Women's Binge Drinking Is Unfairly Portrayed By Sexist U.K. Media: Study

Binge drinking
A woman leaves a club to use her mobile phone, Newcastle, England, January 1, 2011. A study suggests that British media unfairly over-represent drunkenness among young women. Matthew Lloyd/Getty

Women who binge drink are unfairly portrayed by the media compared to their male counterparts, according to researchers who say female drinkers in the U.K. are shown in a more negative light—despite supping less.

A study by Glasgow University and Glasgow Caledonian University, both in Scotland, found that the British press exaggerated instances of binge drinking by women, when research shows men still drink more alcohol on the whole. The study also says that gender stereotypes are often used in portraying female drinkers, particularly in relation to their appearance and problems caused for other people.

The study analysed 308 articles published over two years in seven U.K. national newspapers between January 2012 and December 2013.

It found that articles associated women with binge drinking more frequently than men, and presented women's drinking as more problematic. Men were more frequently characterised as violent or disorderly, while women were characterised as out of control, putting themselves in danger, harming their physical appearance and burdening men.

According to the study, 46 of the articles studied referred to the impact binge drinking has on a person's appearance. Of those 46, only eight mentioned men, and none did so exclusively.

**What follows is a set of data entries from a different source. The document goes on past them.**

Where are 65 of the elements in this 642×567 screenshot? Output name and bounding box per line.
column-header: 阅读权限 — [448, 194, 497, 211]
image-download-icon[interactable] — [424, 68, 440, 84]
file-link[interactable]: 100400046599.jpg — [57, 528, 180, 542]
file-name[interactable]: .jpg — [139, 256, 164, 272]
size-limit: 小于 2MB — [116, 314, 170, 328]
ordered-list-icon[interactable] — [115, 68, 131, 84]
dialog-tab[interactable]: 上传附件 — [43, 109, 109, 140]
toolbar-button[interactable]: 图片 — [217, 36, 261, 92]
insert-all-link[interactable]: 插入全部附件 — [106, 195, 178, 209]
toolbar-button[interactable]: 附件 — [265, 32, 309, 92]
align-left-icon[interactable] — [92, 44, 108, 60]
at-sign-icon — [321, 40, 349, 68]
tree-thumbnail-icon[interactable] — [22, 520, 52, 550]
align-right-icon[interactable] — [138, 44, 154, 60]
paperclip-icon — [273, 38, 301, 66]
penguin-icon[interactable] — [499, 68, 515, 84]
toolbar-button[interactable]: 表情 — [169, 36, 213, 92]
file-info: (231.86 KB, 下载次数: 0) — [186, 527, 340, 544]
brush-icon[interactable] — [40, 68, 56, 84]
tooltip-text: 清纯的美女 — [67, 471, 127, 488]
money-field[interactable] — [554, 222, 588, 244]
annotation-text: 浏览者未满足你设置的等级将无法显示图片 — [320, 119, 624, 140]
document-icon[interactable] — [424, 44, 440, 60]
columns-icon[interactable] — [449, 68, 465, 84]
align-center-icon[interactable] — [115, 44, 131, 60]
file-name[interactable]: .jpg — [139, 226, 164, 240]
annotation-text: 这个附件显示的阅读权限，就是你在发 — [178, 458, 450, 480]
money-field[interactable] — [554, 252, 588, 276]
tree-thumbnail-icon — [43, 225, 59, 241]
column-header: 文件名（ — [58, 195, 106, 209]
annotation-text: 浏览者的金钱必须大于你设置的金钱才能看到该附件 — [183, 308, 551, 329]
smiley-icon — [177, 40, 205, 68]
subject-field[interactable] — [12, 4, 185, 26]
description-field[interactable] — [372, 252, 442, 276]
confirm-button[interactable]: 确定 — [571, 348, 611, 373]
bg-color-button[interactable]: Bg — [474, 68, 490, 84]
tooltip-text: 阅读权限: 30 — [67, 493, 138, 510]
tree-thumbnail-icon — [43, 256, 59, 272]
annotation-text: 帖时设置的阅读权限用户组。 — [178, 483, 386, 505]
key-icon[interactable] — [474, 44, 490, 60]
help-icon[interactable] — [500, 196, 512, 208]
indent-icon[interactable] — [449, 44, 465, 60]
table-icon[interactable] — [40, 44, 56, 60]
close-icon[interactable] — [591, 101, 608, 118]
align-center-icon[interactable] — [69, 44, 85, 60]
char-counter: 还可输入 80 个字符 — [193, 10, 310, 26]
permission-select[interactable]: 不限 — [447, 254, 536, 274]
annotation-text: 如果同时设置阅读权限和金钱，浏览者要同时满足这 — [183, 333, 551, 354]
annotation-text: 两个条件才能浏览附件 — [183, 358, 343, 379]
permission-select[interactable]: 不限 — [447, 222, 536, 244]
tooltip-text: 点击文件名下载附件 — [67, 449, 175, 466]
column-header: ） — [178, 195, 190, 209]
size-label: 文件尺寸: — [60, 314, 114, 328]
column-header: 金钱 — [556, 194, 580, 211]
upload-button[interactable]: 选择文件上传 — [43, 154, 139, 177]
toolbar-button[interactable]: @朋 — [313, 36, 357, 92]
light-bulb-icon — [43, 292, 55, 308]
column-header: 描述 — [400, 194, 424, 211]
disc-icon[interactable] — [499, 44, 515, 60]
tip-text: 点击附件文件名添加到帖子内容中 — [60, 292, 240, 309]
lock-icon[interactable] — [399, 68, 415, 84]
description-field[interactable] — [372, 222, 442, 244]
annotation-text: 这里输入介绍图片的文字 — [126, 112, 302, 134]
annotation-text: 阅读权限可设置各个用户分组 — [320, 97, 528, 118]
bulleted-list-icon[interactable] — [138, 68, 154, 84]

"Media coverage of women's binge drinking isn't just about health or public disorder; it also performs a moralizing, paternalistic role, reflecting broader social expectations about women's public behaviour," said Chris Patterson, from the public health sciences unit at the University of Glasgow.

"As well as unfairly stigmatizing women, media coverage of binge drinking is problematic in terms of communicating information about a serious health issue to the public," he added.

The study also showed that men's alcohol-related morbidity and mortality in the U.K. still greatly exceeds women's, despite an increase in women's alcohol consumption in recent decades.

According to the study, one article, published by The Sun, headlined "Lambrini ruined my looks in 5 months," portrayed an "attractive" woman becoming "a swollen, haggard wreck" due to her consumption of a perry overtly marketed to young women.

Newspapers cited weight gain caused by alcohol consumption as a product of drinking alcohol and a cause of drunkorexia, the practice of eating less to offset calories gained from alcoholic drinks.

One article, published by the Daily Mail, stated that drunkorexia "affects mainly young women" while another, in the Daily Mirror, defined it as a condition in which "calorie-conscious women skip meals in order to binge drink."

Researchers also noted how the images used in articles to do with alcohol consumption skew public perception. They referenced an article about binge drinking on The Sun 's website that contained seven images of women drinking and none of men, alongside text that made no mention of gender. (The article has since been removed.)

"The U.K. news media's disproportionate focus on women's binge drinking is at odds with epidemiological evidence, may reproduce harmful gender stereotypes and may obstruct public understandings of the gender-neutral weekly consumption limits in newly proposed alcohol guidelines," the study's authors concluded.

"In order to better align reporting of harmful drinking with current evidence, public health advocates may engage with the media with a view to shifting media framing of binge drinking away from specific groups…towards the health risks of specific drinking behaviors, which affect all groups regardless of context."